Los premios del cine español brindaron un reparto equitativo para una de las mejores cosechas de los últimos años, pero también un espectáculo incoherente y falto de ritmo.
Lo advertíamos hace justo un año: hacía algún tiempo que ser el conductor de la gala de los Goya se había convertido en un deporte de riesgo. En el blanco de todas las críticas, especialmente en las redes sociales. Igual da que fueran Dani Rovira o Andreu Buenafente. Era como ser candidato por España a Eurovisión. Un puesto a los pies de los caballos.
Haciendo de la necesidad virtud, la entrega cibernética del año pasado fue un dechado de concisión. El papel de Antonio Banderas y María Casado queda ahora como un recuerdo más que digno. Los discursos de los premiados desde sus casas, un ejercicio de síntesis. Un ahorro de palabrería, sobre todo respecto a lo que se estila. Cobra mayor dimensión tras lo visto el sábado.
«El ejercicio de concisión de la gala confinada del año pasado es un recuerdo más que digno, que cobra aún mayor dimensión tras lo visto el sábado».
La ceremonia del pasado sábado en València fue un gozoso reencuentro de los principales agentes del cine español tras un tiempo de penosas restricciones, en medio de un ambiente de entusiasmo en las calles (ojalá se traduzca en asistencia a las salas), pero también una vuelta a las andadas de esos espectáculos excesivamente largos, prolijos en anécdotas insustanciales, faltos de ritmo y sin guardar un sentido del show televisivo como algo que enganche al espectador durante tres horas.
Una lástima que así fuera, porque el reparto de cabezones fue de lo más cabal y sensato. La magnífica El buen patrón (Fernando León de Aranoa) se llevó los más importantes premios sin necesidad de avasallar, 6 sobre 17 nominaciones, mientras que películas teóricamente menores, que parecían destinadas a ser meras convidadas de piedra, vieron su notable trabajo muy bien reconocido: cuatro para Las leyes de la frontera (Daniel Monzón), tres para Mediterráneo (Marc Barrena) y dos para Libertad (Clara Roquet), sin olvidarnos de los tres también de Maixabel (Icial Bollaín). Llamó la atención el vacío para Madres paralelas (Pedro Almodóvar), candidata al Óscar.

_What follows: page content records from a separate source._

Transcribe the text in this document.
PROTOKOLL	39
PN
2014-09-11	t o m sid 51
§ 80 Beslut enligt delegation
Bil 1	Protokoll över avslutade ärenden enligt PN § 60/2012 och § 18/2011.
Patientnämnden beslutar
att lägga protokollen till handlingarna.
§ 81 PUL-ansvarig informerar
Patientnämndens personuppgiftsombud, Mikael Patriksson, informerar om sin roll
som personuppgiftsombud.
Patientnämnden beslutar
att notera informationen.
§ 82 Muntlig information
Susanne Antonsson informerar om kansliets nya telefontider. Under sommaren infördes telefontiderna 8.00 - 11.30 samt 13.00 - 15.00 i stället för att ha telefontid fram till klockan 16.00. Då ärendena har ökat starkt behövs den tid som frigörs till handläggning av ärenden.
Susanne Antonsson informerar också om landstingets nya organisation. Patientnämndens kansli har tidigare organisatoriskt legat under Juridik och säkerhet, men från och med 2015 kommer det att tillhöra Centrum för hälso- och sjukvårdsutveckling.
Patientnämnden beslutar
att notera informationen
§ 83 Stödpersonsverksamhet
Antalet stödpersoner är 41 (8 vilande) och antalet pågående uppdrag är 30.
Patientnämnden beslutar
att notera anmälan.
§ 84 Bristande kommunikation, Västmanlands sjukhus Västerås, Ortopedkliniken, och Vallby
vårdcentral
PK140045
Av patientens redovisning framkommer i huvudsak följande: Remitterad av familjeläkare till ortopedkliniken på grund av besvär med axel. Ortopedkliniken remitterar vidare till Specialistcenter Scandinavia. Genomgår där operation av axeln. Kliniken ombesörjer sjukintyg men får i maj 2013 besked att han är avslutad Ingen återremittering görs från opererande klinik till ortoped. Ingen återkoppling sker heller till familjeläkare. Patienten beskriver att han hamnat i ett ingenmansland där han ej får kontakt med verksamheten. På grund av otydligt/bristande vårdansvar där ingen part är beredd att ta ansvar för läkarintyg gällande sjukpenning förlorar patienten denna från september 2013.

Más que un café para todos, fue un sensato reparto equitativo que tuvo a bien reconocer una de las mejores añadas cinematográficas de los últimos tiempos. Y en la que solo se echó en falta (aunque esto ya venía desde las mismas nominaciones) algo de eco para la injustamente olvidada El amor en su lugar (Rodrigo Cortés), quizá por plasmar una trama anclada en una realidad lejana, la de gueto de Varsovia durante la Segunda Guerra Mundial.
Una realidad tan lejana, en cualquier caso, a la que nos puede suponer el cine de Cate Blanchett, recibida al más puro estilo Bienvenido Mr. Marshall para recoger el primer premio de la nueva categoría internacional, en un discurso que fue un ejercicio de colegueo autorreferencial entre ella, Almodóvar y Penélope Cruz.
«Los números musicales volvieron a hacer aguas, y la valencianía del acto prácticamente se limitó a montar un bonito marco».
Puede entenderse como un tributo involuntario a la memoria de Luis García Berlanga, cuya presencia en el acto distó mucho de ser transversal, al igual que la escasa valencianía de una gala que, más allá de la imponente estampa del Palau de les Arts, de su show pirotécnico, del premio «de categoría» que compartió Arturo Valls y de las loas a las paellas que se debieron meter entre pecho y espalda los premiados y nominados, apenas logró irradiar un solo guiño a la mermada industria escénica autóctona o a su condición de capital mundial del diseño. Per a ofrenar noves glòries a Espanya, que dice su himno. Es decir, para montar un bonito escenario cuyos protagonistas casi nunca son valencianos. Y así en todo.
Mención aparte, como casi siempre, para la mayoría de números musicales, generalmente desangelados. Volvieron a hacer aguas. Tanto para la alborotada «Libre» de Jedet, Bebe y Ángela como para el dueto de Elisa Payés y C. Tangana, una estupenda idea sobre el papel que reveló poca química en escena. Algo mejor parados salieron Sabina y Luz Casal, aunque -sin duda- lo que más hubiera lucido es ver a María José Llergo interpretando la canción por la que recogió su Goya.
Lo mejor fue, como era de esperar, el lúcido, consecuente y humilde discurso de José Sacristán. Una leyenda y un ejemplo, a sus envidiables 84 años.